The World Bank estimates that $80 billion is distributed in bribes each year. Bribes can be used to allocate legal, but scarce, benefits such as foreign exchange, import licences, credit or public contracts. They may provide something the briber does not deserve such as exemption from regulations, tax breaks or permission to continue an illegal business. Or they may be used to win contracts against more efficient or cheaper operators.
Transparency International, which has for many years published a 'league table' of countries perceived by business people to be corrupt, is now focusing on those people who fuel the corruption by paying off public officials.
"This is a major problem in economic terms. It disturbs the economic future of many countries," said Hansjorg Elshorst, Transparency's managing director. "And it obviously destroys the trust in democracy in countries, even where instances of corruption are not so grave."
His organisation is about to publish a report on its first comprehensive Bribe-Payers' Survey, due to be unveiled today, 20 January. This follows publication in October of a new Transparency index ranking 19 leading exporting nations in terms of the degree to which their corporations are perceived to be paying bribes abroad.
Sweden, Australia and Canada were shown to have the best record, and Taiwan, South Korea and China the worst. Countries such as Britain, Germany and the United States fell somewhere in between.
Despite the West's good reputation, prosecutors in the Lesotho Highland Water Project case allege bribery by firms from Britain, Canada, France, Germany, Sweden and Switzerland.
Transparency's latest work is based on interviews with 770 leading business executives in 14 emerging market economies to determine perceptions of bribery within their countries.
"We're now talking about shedding more light on why, where and how bribery takes place," Elshorst said. "We do think bribery is a prevalent part of business for most exporting countries, but not all."
Transparency hopes that its new survey will help to bolster international efforts to counter bribery.
Thirty-four countries have so far adopted a convention drawn up by the industrialised nations' group, the Organisation for Economic Co-operation and Development (OECD), aimed at making bribery of foreign officials illegal. Of these nations, 18 have changed their domestic laws to make the measures effective.
Other international institutions, such as the World Bank, World Trade Organisation and Organisation of American States have pursued their own corruption-busting initiatives.
Transparency's chairman, Peter Eigen, said: "We want to keep track of enforcement and change in global bribery as a result of these new laws." Their bribery index could be used as a benchmark "against which we can seek to measure progress in coming years."
Frederick Wehrle of the OECD's anti-corruption unit says Transparency's indexes can be misleading because they are based on perceptions rather than reality. But he recognises that bribery and corruption pose a serious worldwide problem.

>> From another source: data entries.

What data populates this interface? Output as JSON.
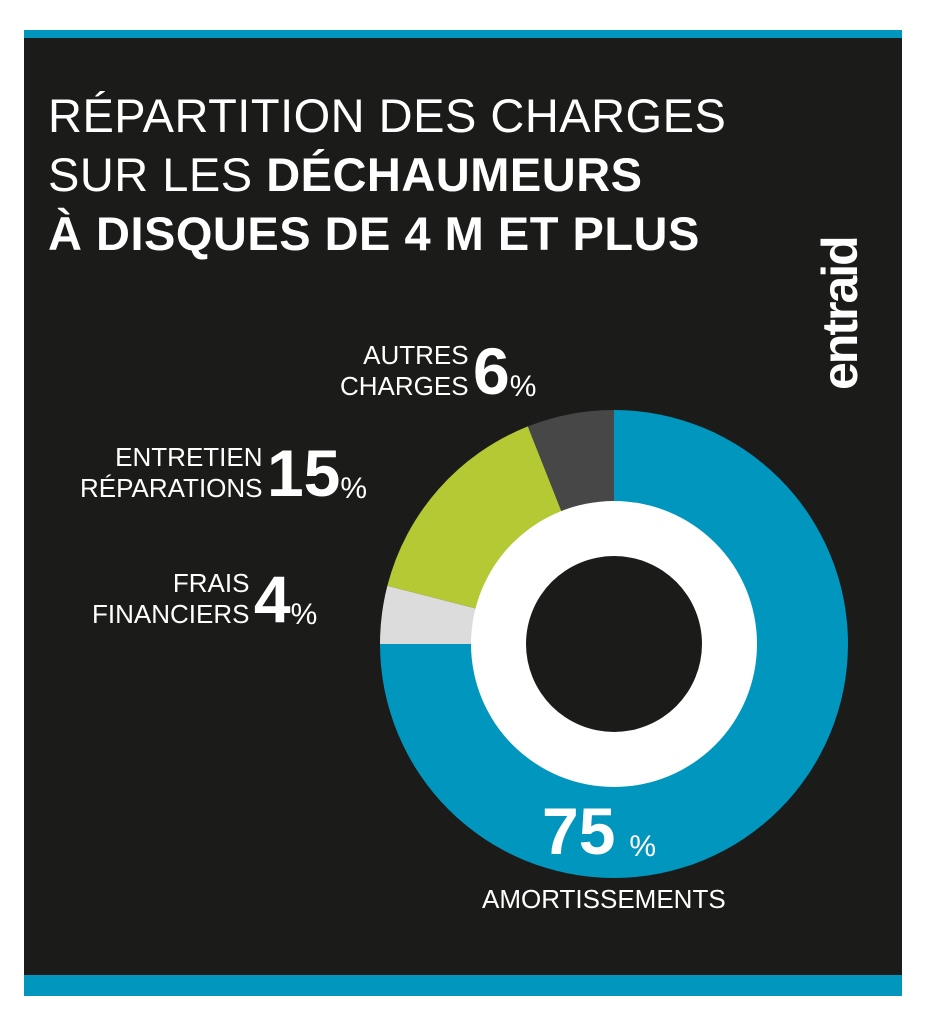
{
  "title": {
    "line1": "RÉPARTITION DES CHARGES",
    "line2_light": "SUR LES ",
    "line2_bold": "DÉCHAUMEURS",
    "line3": "À DISQUES DE 4 M ET PLUS"
  },
  "logo": "entraid",
  "colors": {
    "background": "#1b1b19",
    "accent": "#0096be",
    "amortissements": "#0096be",
    "frais": "#dcdcdc",
    "entretien": "#b5c935",
    "autres": "#474747",
    "inner_ring": "#ffffff",
    "center": "#1b1b19"
  },
  "chart_data": {
    "type": "pie",
    "title": "RÉPARTITION DES CHARGES SUR LES DÉCHAUMEURS À DISQUES DE 4 M ET PLUS",
    "slices": [
      {
        "label": "AMORTISSEMENTS",
        "value": 75,
        "display": "75",
        "color": "#0096be"
      },
      {
        "label": "FRAIS FINANCIERS",
        "value": 4,
        "display": "4",
        "color": "#dcdcdc"
      },
      {
        "label": "ENTRETIEN RÉPARATIONS",
        "value": 15,
        "display": "15",
        "color": "#b5c935"
      },
      {
        "label": "AUTRES CHARGES",
        "value": 6,
        "display": "6",
        "color": "#474747"
      }
    ],
    "unit": "%"
  },
  "labels": {
    "autres": {
      "line1": "AUTRES",
      "line2": "CHARGES",
      "value": "6",
      "unit": "%"
    },
    "entretien": {
      "line1": "ENTRETIEN",
      "line2": "RÉPARATIONS",
      "value": "15",
      "unit": "%"
    },
    "frais": {
      "line1": "FRAIS",
      "line2": "FINANCIERS",
      "value": "4",
      "unit": "%"
    },
    "amort": {
      "name": "AMORTISSEMENTS",
      "value": "75",
      "unit": "%"
    }
  }
}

In Russia, for example, corruption between an oligarchy of financial-industrial groups and government officials has distorted privatisation, undermined economic reform, deterred trade and investment and eroded public confidence in state institutions and democracy.
Mark Lynus of Corporate Watch, an international watchdog on the business world, remains sceptical.
"I wouldn't see bribery and corruption as a major problem compared with the legal ways in which corporations abuse people and the environment to get what they want," he said.
Lynus sees only limited success in initiatives such as the OECD's.
"I wouldn't say that these rules are a bad thing," he said. "But I think it's more important that international legislation is brought in to enforce corporations to behave ethically and to take human and ethical concerns into account."
Transparency, meanwhile, claims a fair amount of success in putting the problem of corruption on the global agenda.
"Just seven or eight years ago nobody would use the word 'corruption'," Elshorst said. "Everybody knew it existed, but nobody would talk about it.
"We started to address the issues so this would get in the public domain and people would talk about it in corporate terms... and it has worked. The issue is very much in the public domain."
The author is a Canadian journalist currently working with Gemini News Service through a fellowship from the International Development Research Centre.